2 Replies Latest reply on Nov 2, 2016 7:51 AM by Smilery

    X520 DP SFP+ causing network loop?

    chertel

      Hi,

       

      yesterday one of our VMware ESXi 5.5 servers (Supermicro with X520 DP SFP+ NIC) crashed with a PSOD (Purple Screen Of Death).

       

      At the exact same time when the PSOD occured, we had a total network outage of the whole VMware cluster, as both 10G switches, where the two ports of that server's NIC are connected to, had a lot of (spanning tree-) trouble (considering theirselves as the spanning tree root bridge, flapping network ports, broadcast storms and so on).

       

      This outage lasted *exactly* until the moment when we pushed the reset button on that server.

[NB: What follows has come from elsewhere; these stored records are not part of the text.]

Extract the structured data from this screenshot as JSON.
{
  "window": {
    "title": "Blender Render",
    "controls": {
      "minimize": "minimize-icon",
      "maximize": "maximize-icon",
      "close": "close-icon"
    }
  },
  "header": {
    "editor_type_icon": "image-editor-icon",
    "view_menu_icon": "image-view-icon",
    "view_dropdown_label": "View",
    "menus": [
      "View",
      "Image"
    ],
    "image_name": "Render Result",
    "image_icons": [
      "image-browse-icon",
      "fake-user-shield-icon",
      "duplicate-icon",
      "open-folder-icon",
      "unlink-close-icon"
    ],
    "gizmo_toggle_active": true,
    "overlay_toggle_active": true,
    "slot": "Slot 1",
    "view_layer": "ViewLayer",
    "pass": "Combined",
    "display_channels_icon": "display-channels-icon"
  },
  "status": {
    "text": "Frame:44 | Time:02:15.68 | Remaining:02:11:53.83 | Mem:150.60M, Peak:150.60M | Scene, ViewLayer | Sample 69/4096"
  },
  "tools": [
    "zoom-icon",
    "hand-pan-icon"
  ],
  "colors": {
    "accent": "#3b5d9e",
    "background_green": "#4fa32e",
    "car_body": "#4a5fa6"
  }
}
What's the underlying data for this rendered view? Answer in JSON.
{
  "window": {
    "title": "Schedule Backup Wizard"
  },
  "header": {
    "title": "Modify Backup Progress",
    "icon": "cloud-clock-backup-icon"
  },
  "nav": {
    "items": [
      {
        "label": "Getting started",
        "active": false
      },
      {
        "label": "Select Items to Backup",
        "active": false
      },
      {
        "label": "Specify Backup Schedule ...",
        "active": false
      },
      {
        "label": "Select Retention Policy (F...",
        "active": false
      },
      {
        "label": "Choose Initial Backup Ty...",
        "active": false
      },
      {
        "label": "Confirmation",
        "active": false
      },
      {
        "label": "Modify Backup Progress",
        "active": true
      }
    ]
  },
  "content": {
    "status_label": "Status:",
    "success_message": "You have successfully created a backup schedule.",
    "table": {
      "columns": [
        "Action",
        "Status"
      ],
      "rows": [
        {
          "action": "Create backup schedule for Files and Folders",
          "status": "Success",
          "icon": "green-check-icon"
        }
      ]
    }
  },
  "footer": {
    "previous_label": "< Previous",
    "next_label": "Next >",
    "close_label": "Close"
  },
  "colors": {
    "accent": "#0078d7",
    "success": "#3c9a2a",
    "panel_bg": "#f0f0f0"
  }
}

      We already saw the same behavior in November 2015 on the same server with the same bad consequences and also solved it by resetting the server.

       

      I know that sounds really really weird but the only explanation for this behavior, that sounds reasonable for us, is, that the X520 NIC somehow turned into a kind of "bridge all traffic between the two ports"-mode causing a network bridging loop, after ESXi suddenly crashed with a PSOD.

       

      Has someone ever heard of such a weird behavior or can at least somebody imagine that this could have happened?

       

      I think it would be possible to manually and intentionally achieve that behavior by directly configuring the network card, but could it happen accidentally?

       

      Please let me know your thoughts about it.

       

      Best regards,

      Christian Hertel

       

       

       

      ----- Some additional NIC information ------

       

      ~ # esxcfg-nics -l

      Name    PCI           Driver      Link Speed     Duplex MAC Address       MTU    Description

      vmnic0  0000:02:00.00 igb         Down 0Mbps     Half   00:25:90:a4:28:56 1500   Intel Corporation 82576 Gigabit Network Connection

      vmnic1  0000:02:00.01 igb         Down 0Mbps     Half   00:25:90:a4:28:57 1500   Intel Corporation 82576 Gigabit Network Connection

      vmnic2  0000:04:00.00 ixgbe       Up   10000Mbps Full   90:e2:ba:3a:04:2c 9000   Intel Corporation 82599 10 Gigabit Dual Port Network Connection

      vmnic3  0000:04:00.01 ixgbe       Up   10000Mbps Full   90:e2:ba:3a:04:2d 9000   Intel Corporation 82599 10 Gigabit Dual Port Network Connection

       

      ~ # ethtool vmnic2

      Settings for vmnic2:

        Supported ports: [ FIBRE ]

        Supported link modes:   1000baseT/Full

        Supports auto-negotiation: Yes

        Advertised link modes:  1000baseT/Full

        Advertised auto-negotiation: Yes

        Speed: Unknown! (10000)

        Duplex: Full

        Port: FIBRE

        PHYAD: 0

        Transceiver: external

        Auto-negotiation: on

        Supports Wake-on: d

        Wake-on: d

        Current message level: 0x00000007 (7)

        Link detected: yes

       

      ~ # ethtool -i vmnic2

      driver: ixgbe

      version: 3.21.4iov

      firmware-version: 0x61c10001

      bus-info: 0000:04:00.0

       

      ~ # ethtool -k vmnic2

      Offload parameters for vmnic2:

      Cannot get device udp large send offload settings: Function not implemented

      Cannot get device generic segmentation offload settings: Function not implemented

      rx-checksumming: on

      tx-checksumming: on

      scatter-gather: on

      tcp segmentation offload: on

      udp fragmentation offload: off

      generic segmentation offload: off